D’un côté, ces matrices peuvent être composées par des fibres dispersées de collagène où le
degré d’alignement et la rigidité de la matrice et les dimensions des pores sont des paramètres
importants. De l’autre côté, elles peuvent être formées par des réseaux compacts de fibres qui
constituent des barrières physiques adjacentes à des canaux qui, selon leurs dimensions,
peuvent soit guider ou inhiber complètement la migration cellulaire.
Or, plusieurs observations expérimentales ont montré que, afin de pouvoir migrer au sein de
milieux confinés, la cellule doit réorganiser son cytosquelette ainsi que les organelles comme
le noyau, qui est la composante la plus volumineuse et rigide du compartiment cellulaire. Au
cours de ces dernières années plusieurs études à la fois in vivo et in vitro ont porté sur
l’analyse du comportement migratoire au sein de scaffolds reproduisant un tissu connectif et
fibreux (Provenzano et al. 2008; Erler and Weaver 2009; Egeblad et al. 2010; Friedl and Wolf
2010). Toutefois, des techniques plus récentes (techniques au microlaser) ont permis de
concevoir des microcanaux dont la géométrie peut être plus facilement contrôlée et adaptée
(Irimia et al. 2007; Rolli et al. 2010). Un grand nombre de systèmes expérimentaux ont été
reproduits et simulés numériquement par des modèles de Cellular Potts (Marée et al. 2007;
Scianna et al. 2013). Si d’un côté ces modèles permettent d’avoir une description discrète de
la cellule, ils ne s’appuient pas sur une approche mécanique permettant d’identifier à la fois
les champs de déformations et les forces générées par la cellule qui sont deux facteurs clés au
cours de la migration confinée.
Cette thèse aura comme objectif principal de décrire quantitativement les efforts et les
déformations mis en jeu par les cellules lors d’une migration confinée. Le sujet s’articule
selon 2 axes impliquant la mise au point
• d’un modèle aux éléments finis basé sur une approche purement mécanique ;
• d’une méthode d’évaluation des déformations cellulaires par corrélation d'images.
L’objectif est de déterminer quantitativement les capacités de déformabilité de la cellule et de
son noyau relativement à celle de son environnement pourrait constituer un outil potentiel afin
de diagnostiquer et identifier la progression du cancer. On souhaiterait en particulier dégager
les circonstances qui favorisent ou rendent difficile la progression, (i) favorables pour les
cellules-"médicament" que l'on souhaite voir franchir les tissus (ii) antagonistes pour les
cellules par exemple de type métastasiques ce qui permettrait d'envisager des thérapies
s'appuyant sur la modification de ces paramètres de souplesse ou rigidité.

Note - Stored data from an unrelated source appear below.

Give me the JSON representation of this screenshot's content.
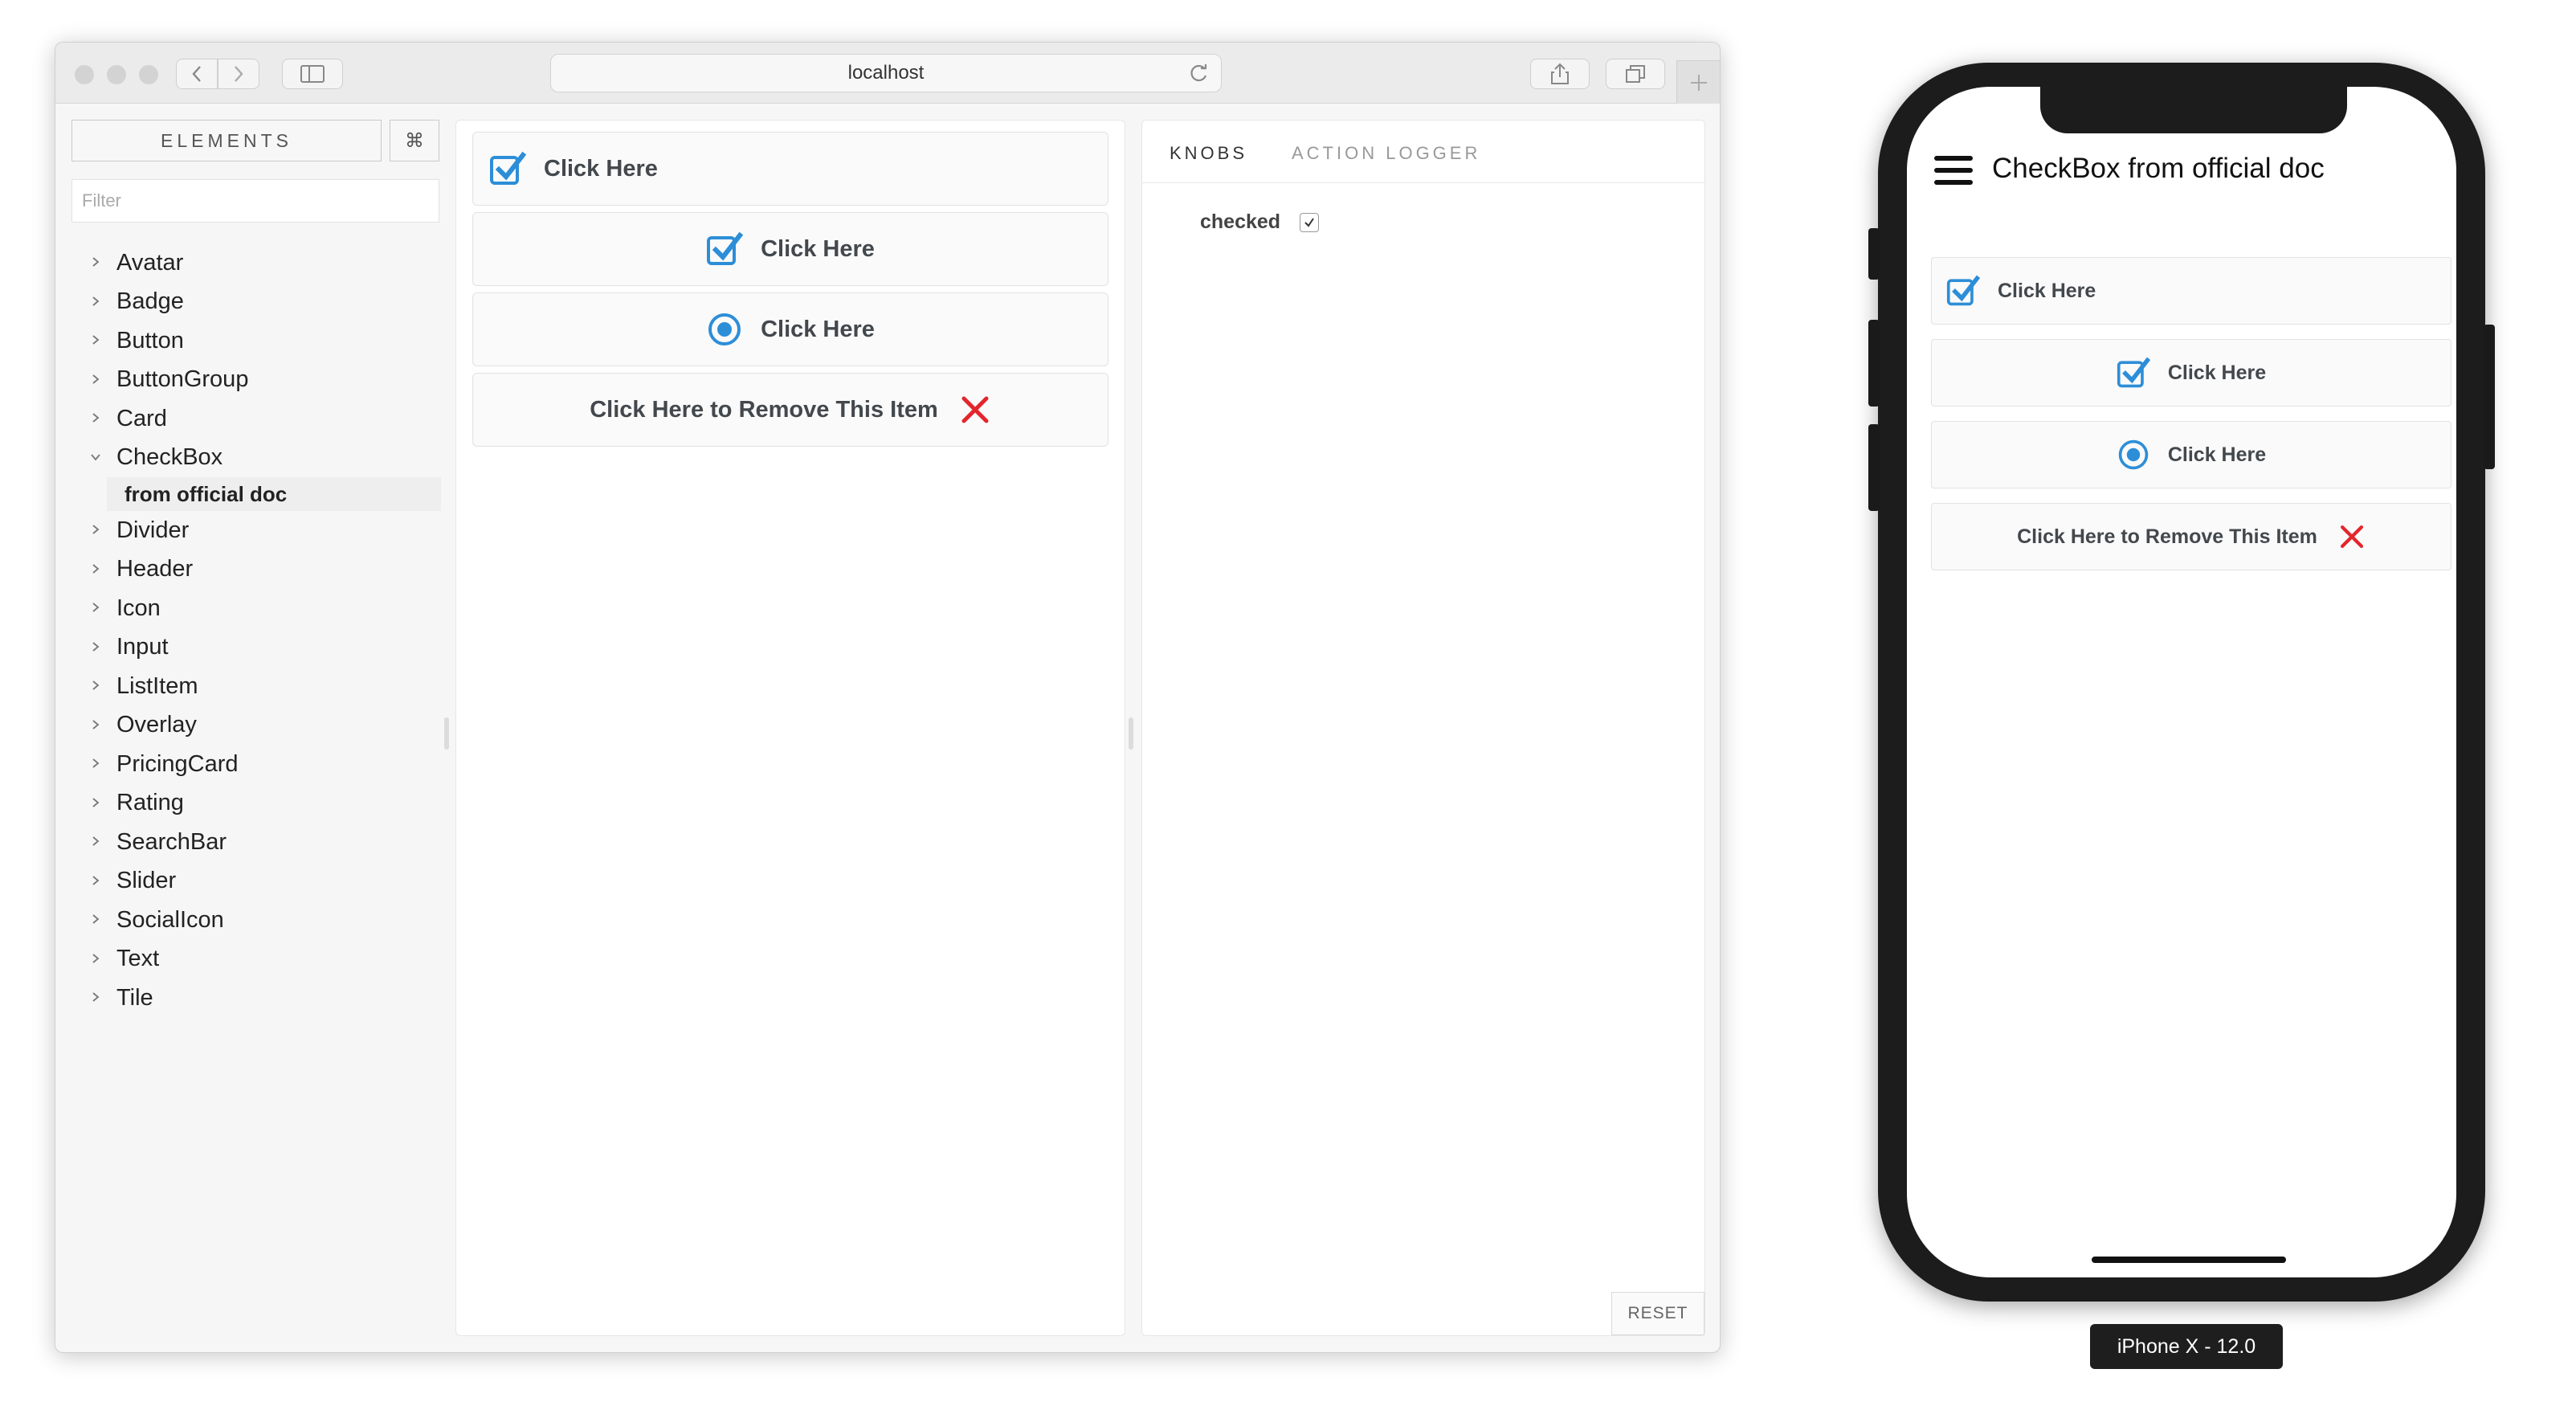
{
  "browser": {
    "url": "localhost"
  },
  "sidebar": {
    "elements_label": "ELEMENTS",
    "shortcut_label": "⌘",
    "filter_placeholder": "Filter",
    "items": [
      {
        "label": "Avatar"
      },
      {
        "label": "Badge"
      },
      {
        "label": "Button"
      },
      {
        "label": "ButtonGroup"
      },
      {
        "label": "Card"
      },
      {
        "label": "CheckBox",
        "expanded": true
      },
      {
        "label": "Divider"
      },
      {
        "label": "Header"
      },
      {
        "label": "Icon"
      },
      {
        "label": "Input"
      },
      {
        "label": "ListItem"
      },
      {
        "label": "Overlay"
      },
      {
        "label": "PricingCard"
      },
      {
        "label": "Rating"
      },
      {
        "label": "SearchBar"
      },
      {
        "label": "Slider"
      },
      {
        "label": "SocialIcon"
      },
      {
        "label": "Text"
      },
      {
        "label": "Tile"
      }
    ],
    "selected_story": "from official doc"
  },
  "preview": {
    "checkboxes": [
      {
        "label": "Click Here",
        "icon": "checked-square-icon",
        "align": "left"
      },
      {
        "label": "Click Here",
        "icon": "checked-square-icon",
        "align": "center"
      },
      {
        "label": "Click Here",
        "icon": "radio-dot-icon",
        "align": "center"
      },
      {
        "label": "Click Here to Remove This Item",
        "icon": "close-x-icon",
        "align": "center",
        "icon_right": true
      }
    ]
  },
  "addons": {
    "tabs": [
      "KNOBS",
      "ACTION LOGGER"
    ],
    "active_tab": "KNOBS",
    "knob_label": "checked",
    "knob_value": true,
    "reset_label": "RESET"
  },
  "phone": {
    "title": "CheckBox from official doc",
    "checkboxes": [
      {
        "label": "Click Here"
      },
      {
        "label": "Click Here"
      },
      {
        "label": "Click Here"
      },
      {
        "label": "Click Here to Remove This Item"
      }
    ],
    "device_label": "iPhone X - 12.0"
  },
  "colors": {
    "accent_blue": "#2d8ed8",
    "remove_red": "#e3262c"
  }
}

2. Axe 1 : Réflexions à partir d'un modèle in silico de cellule
Le modèle aux éléments finis développé au cours de cette thèse se basera sur une approche
purement mécanique comme cela a été proposé dans nos travaux précédents (Allena and
1
Aubry 2012; Allena 2013) (Fig. 1). La migration se développe en trois phases: i) protrusion ii)

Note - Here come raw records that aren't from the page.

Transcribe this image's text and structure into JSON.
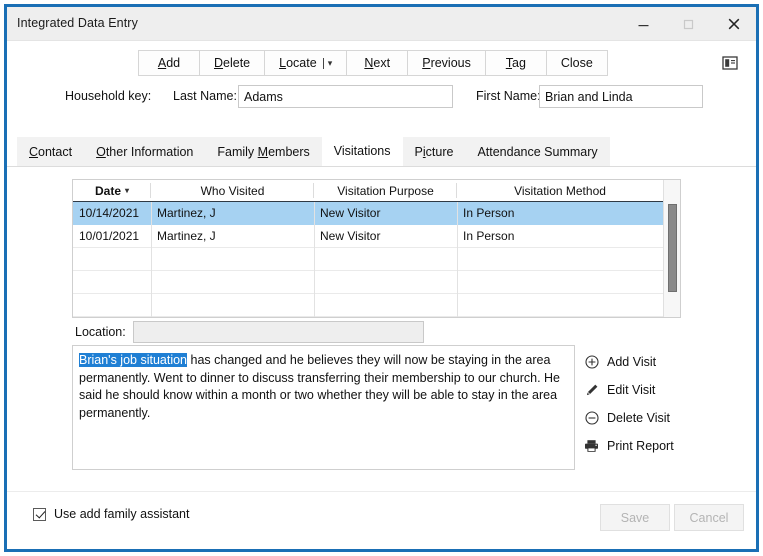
{
  "window": {
    "title": "Integrated Data Entry",
    "controls": {
      "minimize": "minimize-icon",
      "maximize": "maximize-icon",
      "close": "close-icon"
    },
    "accent_border": "#1a6fb5",
    "titlebar_bg": "#eeeeee"
  },
  "toolbar": {
    "buttons": [
      {
        "label": "Add",
        "accel": "A"
      },
      {
        "label": "Delete",
        "accel": "D"
      },
      {
        "label": "Locate",
        "accel": "L",
        "split": true,
        "chevron": "chevron-down-icon"
      },
      {
        "label": "Next",
        "accel": "N"
      },
      {
        "label": "Previous",
        "accel": "P"
      },
      {
        "label": "Tag",
        "accel": "T"
      },
      {
        "label": "Close",
        "accel": ""
      }
    ],
    "panel_toggle_icon": "panel-layout-icon"
  },
  "household": {
    "group_label": "Household key:",
    "last_name_label": "Last Name:",
    "last_name_value": "Adams",
    "first_name_label": "First Name:",
    "first_name_value": "Brian and Linda"
  },
  "tabs": {
    "items": [
      {
        "label": "Contact",
        "accel": "C",
        "active": false
      },
      {
        "label": "Other Information",
        "accel": "O",
        "active": false
      },
      {
        "label": "Family Members",
        "accel": "M",
        "active": false
      },
      {
        "label": "Visitations",
        "accel": "",
        "active": true
      },
      {
        "label": "Picture",
        "accel": "i",
        "active": false
      },
      {
        "label": "Attendance Summary",
        "accel": "",
        "active": false
      }
    ],
    "selected": "Visitations"
  },
  "grid": {
    "columns": [
      "Date",
      "Who Visited",
      "Visitation Purpose",
      "Visitation Method"
    ],
    "sort_column": "Date",
    "sort_indicator": "chevron-down-icon",
    "selection_color": "#a6d2f2",
    "rows": [
      {
        "date": "10/14/2021",
        "who": "Martinez, J",
        "purpose": "New Visitor",
        "method": "In Person",
        "selected": true
      },
      {
        "date": "10/01/2021",
        "who": "Martinez, J",
        "purpose": "New Visitor",
        "method": "In Person",
        "selected": false
      },
      {
        "date": "",
        "who": "",
        "purpose": "",
        "method": "",
        "selected": false
      },
      {
        "date": "",
        "who": "",
        "purpose": "",
        "method": "",
        "selected": false
      },
      {
        "date": "",
        "who": "",
        "purpose": "",
        "method": "",
        "selected": false
      }
    ],
    "scrollbar": "vertical-scrollbar"
  },
  "location": {
    "label": "Location:",
    "value": "",
    "placeholder": ""
  },
  "notes": {
    "selected_text": "Brian's job situation",
    "rest_text": " has changed and he believes they will now be staying in the area permanently.  Went to dinner to discuss transferring their membership to our church. He said he should know within a month or two whether they will be able to stay in the area permanently.",
    "selection_color": "#1f7fd4"
  },
  "actions": [
    {
      "label": "Add Visit",
      "icon": "plus-circle-icon"
    },
    {
      "label": "Edit Visit",
      "icon": "pencil-icon"
    },
    {
      "label": "Delete Visit",
      "icon": "minus-circle-icon"
    },
    {
      "label": "Print Report",
      "icon": "printer-icon"
    }
  ],
  "footer": {
    "checkbox_label": "Use add family assistant",
    "checkbox_checked": true,
    "save_label": "Save",
    "cancel_label": "Cancel",
    "buttons_disabled": true
  }
}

adhésion iii) contraction qui se répètent au cours du temps de façon cyclique. La
décomposition du gradient de transformation est employée ici pour décrire d'une part les
déformations (actives internes d'origine biologique) cycliques de protrusion et contraction,
d'autre part les déformations (passives) élastiques générées par l'interaction entre la cellule et
le substrat. L'avancement de la cellule est contrôlé par une synchronisation délicate entre les
déformations actives et les forces d'adhésion qui sont appliquées alternativement à l'avant et à
l'arrière de la cellule. Le substrat n'étant pas homogène mais ayant une morphologie obtenue
par microfabrication (microcanaux), la cellule détecte les obstacles présents sur son chemin à
l'aide d'une stratégie spécifique qui lui permet d'adapter sa géométrie ainsi que sa direction de
migration. Le modèle sera validé en comparant i) les forces d'adhésion au substrat ii) le
champ de déformation numérique de la cellule avec celui expérimental qui sera déduit avec
une technique originale de traitement d'image originale d'appuyant sur les éléments finis.
(a)  Channel 16
t = 9000 s
(c) Channel 7
t = 6000 s
(b) Channel 12
t = 9000s
(d) Channel 4
t = 1800 s
Fig. 1 Simulation aux éléments finis de la migration d’une cellule
à travers un microcanal de différentes dimensions.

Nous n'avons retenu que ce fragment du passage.